First, suppose S is an ordered field with the LUB property, take A, a nonempty subset of S bounded above and below. Consider L a subset of S consisting of the lower bounds of A, A is bounded below, so L is not empty, so it has a least upper bound, call it s.
Now we must show s is a greatest lower bound of A. This is where I'm stuck, I don't know how to justify that s is in L.
Assuming this is true, though, can I say that for any x > s, there is some a in A such that a <x and then be done, as s is the glb of A?
>>8987251
The lower bounds of B have no relation to the upper bounds of L in the assumptions. It's easy to find a subset of B not in L that contains the greatest lower bound of B.
The proof is incorrect
>>8987267
My proof or Rudin's, also I forgot to mention that L is bounded above by any element of B
>>8987267
>It's easy to find a subset of B not in L that contains the greatest lower bound of B.
what are you talking about? Greatest lower bound of B is a lower bound of B, therefore it's in L
>>8987251
>First, suppose S is an ordered field with the LUB property, take A, a nonempty subset of S bounded above and below. Consider L a subset of S consisting of the lower bounds of A, A is bounded below, so L is not empty, so it has a least upper bound, call it s.
Ok
>Now we must show s is a greatest lower bound of A. This is where I'm stuck, I don't know how to justify that s is in L
If you assume s is not in L, then there exists a point in S, say c, less than s. Now we must have that there exists another lower bound for S between s and c, otherwise c would be the real inf of S. But we cant have a lower bound of S greater than c. I'm not even gonna read what Rudin wrote, but its probably the same thing.
>Assuming this is true, though, can I say that for any x > s, there is some a in A such that a <x and then be done, as s is the glb of A?
Yes. It follows from the definition of the glb. For otherwise what you have listed as x would be the real glb.
>>8987267
>I don't know what I'm talking about but I'm just going to sperg out and say whatever the fuck I'm thinking
>>8987344
Ignore that bit about c being the real inf of S. There still must be another lower bound between c and s, otherwise the real inf would be less than OR equal to c.
>>8987344
Do you mean to say A whenever you say S?
>>8987251
>This is where I'm stuck, I don't know how to justify that s is in L.
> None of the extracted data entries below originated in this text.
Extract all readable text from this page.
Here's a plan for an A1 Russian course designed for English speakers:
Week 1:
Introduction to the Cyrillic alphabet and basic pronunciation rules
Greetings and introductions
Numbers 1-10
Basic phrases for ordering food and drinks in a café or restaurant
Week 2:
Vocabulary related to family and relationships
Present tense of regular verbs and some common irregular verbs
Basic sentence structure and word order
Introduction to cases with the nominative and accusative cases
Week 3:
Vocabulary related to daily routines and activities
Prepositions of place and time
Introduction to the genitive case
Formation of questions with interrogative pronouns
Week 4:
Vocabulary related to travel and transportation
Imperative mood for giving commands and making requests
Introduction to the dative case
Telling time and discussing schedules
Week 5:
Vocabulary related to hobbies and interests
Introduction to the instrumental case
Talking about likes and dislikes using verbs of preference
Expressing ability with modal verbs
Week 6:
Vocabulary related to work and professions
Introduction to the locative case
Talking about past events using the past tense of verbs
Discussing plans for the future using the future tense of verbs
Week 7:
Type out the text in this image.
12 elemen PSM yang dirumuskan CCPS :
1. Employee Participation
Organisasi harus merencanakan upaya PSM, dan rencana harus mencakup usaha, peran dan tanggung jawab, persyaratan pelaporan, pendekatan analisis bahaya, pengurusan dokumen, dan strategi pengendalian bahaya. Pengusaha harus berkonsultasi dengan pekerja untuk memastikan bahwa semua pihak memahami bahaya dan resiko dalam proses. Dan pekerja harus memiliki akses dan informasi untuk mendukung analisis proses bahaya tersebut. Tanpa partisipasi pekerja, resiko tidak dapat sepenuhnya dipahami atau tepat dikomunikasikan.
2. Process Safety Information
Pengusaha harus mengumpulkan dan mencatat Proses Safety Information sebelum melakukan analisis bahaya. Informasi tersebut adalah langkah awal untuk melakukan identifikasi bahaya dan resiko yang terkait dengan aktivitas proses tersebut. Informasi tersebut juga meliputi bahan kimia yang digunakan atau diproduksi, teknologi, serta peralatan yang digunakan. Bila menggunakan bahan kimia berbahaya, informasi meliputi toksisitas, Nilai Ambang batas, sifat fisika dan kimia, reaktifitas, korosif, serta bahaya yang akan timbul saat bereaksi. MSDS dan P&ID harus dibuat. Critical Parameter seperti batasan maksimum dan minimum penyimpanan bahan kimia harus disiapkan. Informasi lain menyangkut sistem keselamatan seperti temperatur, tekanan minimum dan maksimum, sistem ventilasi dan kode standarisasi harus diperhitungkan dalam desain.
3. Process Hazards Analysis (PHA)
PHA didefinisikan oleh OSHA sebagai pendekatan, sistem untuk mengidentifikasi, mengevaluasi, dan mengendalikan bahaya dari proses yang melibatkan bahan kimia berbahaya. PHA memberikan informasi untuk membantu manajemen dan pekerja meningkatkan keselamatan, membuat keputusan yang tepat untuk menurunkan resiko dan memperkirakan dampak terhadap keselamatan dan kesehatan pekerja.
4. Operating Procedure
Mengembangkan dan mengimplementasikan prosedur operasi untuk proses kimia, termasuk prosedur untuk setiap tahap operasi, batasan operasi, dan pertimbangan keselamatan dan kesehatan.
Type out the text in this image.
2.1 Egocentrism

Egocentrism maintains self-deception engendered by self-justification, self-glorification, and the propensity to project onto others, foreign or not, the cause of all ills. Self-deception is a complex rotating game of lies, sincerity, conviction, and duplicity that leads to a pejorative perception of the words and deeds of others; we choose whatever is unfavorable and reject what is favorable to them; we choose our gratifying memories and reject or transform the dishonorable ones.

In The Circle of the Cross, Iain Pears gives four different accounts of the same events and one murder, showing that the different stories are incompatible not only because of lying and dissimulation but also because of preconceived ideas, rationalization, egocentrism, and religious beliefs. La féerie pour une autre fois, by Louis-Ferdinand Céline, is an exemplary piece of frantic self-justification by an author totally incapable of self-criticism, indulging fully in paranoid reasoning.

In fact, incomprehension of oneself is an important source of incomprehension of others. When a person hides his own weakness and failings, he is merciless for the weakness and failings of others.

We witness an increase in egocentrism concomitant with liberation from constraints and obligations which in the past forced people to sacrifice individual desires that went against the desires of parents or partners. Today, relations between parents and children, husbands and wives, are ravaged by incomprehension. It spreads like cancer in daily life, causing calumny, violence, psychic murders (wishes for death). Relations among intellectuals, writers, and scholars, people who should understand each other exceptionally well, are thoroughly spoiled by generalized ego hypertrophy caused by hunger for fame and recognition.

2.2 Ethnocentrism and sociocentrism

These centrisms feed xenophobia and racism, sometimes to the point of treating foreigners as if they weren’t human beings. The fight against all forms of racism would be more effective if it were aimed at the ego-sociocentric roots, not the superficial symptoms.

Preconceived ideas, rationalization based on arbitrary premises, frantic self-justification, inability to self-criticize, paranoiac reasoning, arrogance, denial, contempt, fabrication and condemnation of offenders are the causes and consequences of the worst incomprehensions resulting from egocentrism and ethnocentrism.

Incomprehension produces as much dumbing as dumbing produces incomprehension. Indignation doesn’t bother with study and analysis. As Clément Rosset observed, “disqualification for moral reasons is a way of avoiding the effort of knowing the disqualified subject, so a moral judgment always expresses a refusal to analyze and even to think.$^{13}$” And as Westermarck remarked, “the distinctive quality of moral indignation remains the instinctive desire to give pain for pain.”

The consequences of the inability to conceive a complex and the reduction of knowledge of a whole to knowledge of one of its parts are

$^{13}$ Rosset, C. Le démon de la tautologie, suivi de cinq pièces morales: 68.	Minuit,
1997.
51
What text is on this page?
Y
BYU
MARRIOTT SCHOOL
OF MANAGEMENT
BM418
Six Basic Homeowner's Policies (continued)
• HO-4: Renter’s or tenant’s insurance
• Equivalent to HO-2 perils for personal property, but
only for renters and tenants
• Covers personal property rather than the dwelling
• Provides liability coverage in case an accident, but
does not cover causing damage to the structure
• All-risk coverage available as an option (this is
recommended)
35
What part of Rudin's justification you don't understand though? It seems pretty clear: any element less than s is not an upper bound of L (since s is the least upper bound) implying that any element less than s is not in A (since all A's elements are upper bounds of L) meaning that s ≤ any element of A - the definition of being a lower bound of A -> [math]s \in L[/math] since all lower bounds are.
>>8987383
So because all elements of A are upper bounds of L is logically equivalent to elements that are not upper bounds of L are not in A, ie elements less than the least upper bound are not elements of A, so elements of A are greater than or equal to s, so she is a lower bound of A, and is hence in L
>>8987421
correct